1. A machine for aseptic filling of liquids comprising an interior chamber and an access opening in a wall of the machine, the access opening enabling access to the interior chamber, wherein the access device comprises an opening window including a movable sash and a window frame permanently attached to the wall, characterized in thatfor the aseptic sealing an inflatable seal is provided between the sash and the window frame.

2. The machine of claim 1, further comprising a groove positioned in the sash and receiving, at least partially, the inflatable seal in a non-inflated state.

3. The machine of claim 1, further comprising an expansion area for the inflatable seal in the closed state of the opening window that is provided between the sash and the window frame, the expansion area being configured such that its cross section increases towards the interior chamber of the aseptic machine.

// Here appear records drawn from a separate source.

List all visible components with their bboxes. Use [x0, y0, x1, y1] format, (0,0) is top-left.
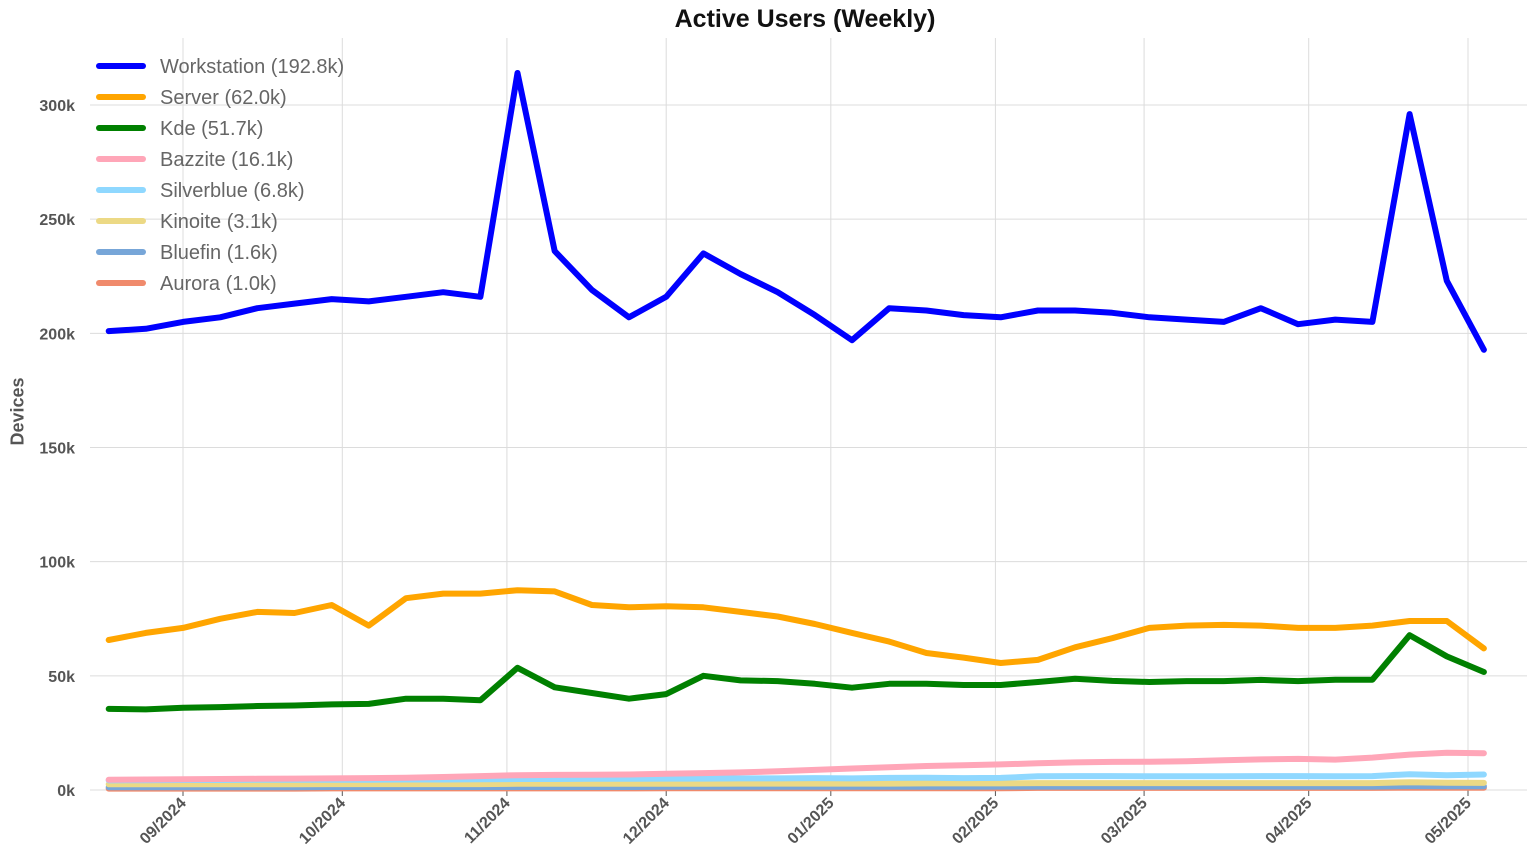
y-tick-label: 150k: [39, 441, 75, 458]
x-tick-label: 10/2024: [296, 795, 349, 848]
series-line-workstation: [105, 70, 1487, 353]
legend-label-kde: Kde (51.7k): [160, 118, 263, 140]
legend-label-server: Server (62.0k): [160, 87, 287, 109]
series-line-kde: [105, 632, 1487, 713]
series-line-server: [105, 587, 1487, 666]
x-tick-label: 04/2025: [1263, 795, 1316, 848]
y-tick-label: 250k: [39, 212, 75, 229]
legend-label-bluefin: Bluefin (1.6k): [160, 242, 278, 264]
x-tick-label: 03/2025: [1098, 795, 1151, 848]
x-tick-label: 09/2024: [137, 795, 190, 848]
x-tick-label: 12/2024: [620, 795, 673, 848]
legend-label-aurora: Aurora (1.0k): [160, 273, 277, 295]
y-tick-label: 200k: [39, 326, 75, 343]
series-line-bazzite: [105, 749, 1487, 783]
x-tick-label: 02/2025: [949, 795, 1002, 848]
y-tick-label: 300k: [39, 98, 75, 115]
legend-label-silverblue: Silverblue (6.8k): [160, 180, 305, 202]
x-tick-label: 11/2024: [461, 795, 513, 847]
legend-label-kinoite: Kinoite (3.1k): [160, 211, 278, 233]
x-tick-label: 05/2025: [1422, 795, 1475, 848]
series-line-kinoite: [105, 779, 1487, 788]
y-tick-label: 0k: [57, 783, 75, 800]
x-tick-label: 01/2025: [785, 795, 838, 848]
y-tick-label: 50k: [48, 669, 75, 686]
legend-label-workstation: Workstation (192.8k): [160, 56, 344, 78]
chart-title: Active Users (Weekly): [674, 5, 936, 33]
y-tick-label: 100k: [39, 555, 75, 572]
legend-label-bazzite: Bazzite (16.1k): [160, 149, 293, 171]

4. The machine of claim 1, wherein the opening window further comprises a valve that is controllable by a control system and is used for air supply of the inflatable seal.

5. The machine of claim 1, further comprising a magnetic switch including a contact and attached to the sash, and a counterpart of the magnetic switch attached to the window frame.

6. The machine of claim 5, wherein the magnetic switch and the contact are provided on or in a handle attached to the sash.

7. A method for opening an opening window in a machine for the aseptic filling of liquids of claim 1, the method comprising the steps: requesting, by a first signal, the opening of the opening window,communicating a second signal indicating that the aseptic space is to be opened safely,causing a removal of air from the inflatable seal via a third signal,communicating a fourth signal indicating that no air is present in the inflatable seal and thereafter, unlocking the magnet by a fifth signal.

8. A method for closing an opening window in a machine for the aseptic filling of liquids of claim 1, the method comprising the steps: requesting, by a first signal, the closing of the opening window,communicating a second signal indicating that the magnet is to be locked,communicating a third signal indicating that the magnet is locked,communicating the third signal to the valve and introducing pressurized air into the inflatable seal,communicating a fourth signal indicating that pressurized air is present in the inflatable seal andcommunicating a fifth signal indicating that the aseptic space, that is, the interior chamber of the machine for the aseptic filling of liquids, is safely locked.